Location
- 4855 Mallow Road Colorado Springs, Colorado United States 38°53′51″N 104°48′41″W﻿ / ﻿38.89738°N 104.81136°W

Information
- Type: Private Christian school
- Motto: Excellent Education. Biblical Perspective. Lifelong Service.
- Established: 1972 (54 years ago)
- CEEB code: 060269
- Faculty: 48.5
- Grades: Pre-k to 12th grade
- Colors: Navy and gold
- Athletics conference: Tri-Peaks League
- Mascot: Lions
- Accreditation: ACSI
- Website: www.cscslions.org

= Colorado Springs Christian Schools =

Private Christian school in Colorado, United States

Colorado Springs Christian Schools is a private pre-k through 12th grade Christian school system in the cities of Colorado Springs, Colorado and Woodland Park, Colorado.

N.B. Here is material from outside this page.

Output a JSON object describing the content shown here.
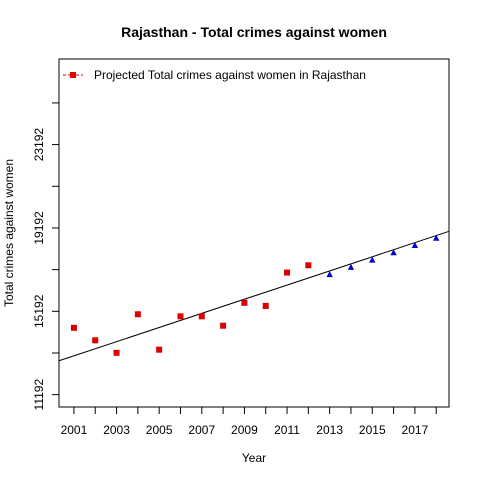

Its "Colorado Springs Campus" is at 4855 Mallow Road, and its "Woodland Park Campus" is at 1003 Tamarac Parkway. It has two middle schools and includes Colorado Springs Christian High School.

It was founded in 1971.

According to its superintendent, Roland DeRenzo, it "starts from the reference point of people being biologically male or female".

The Woodland Park campus was opened in 2005 as a K-5th grade school, and added 6th, 7th, and 8th grade levels successively in 2019, 2020, and 2021.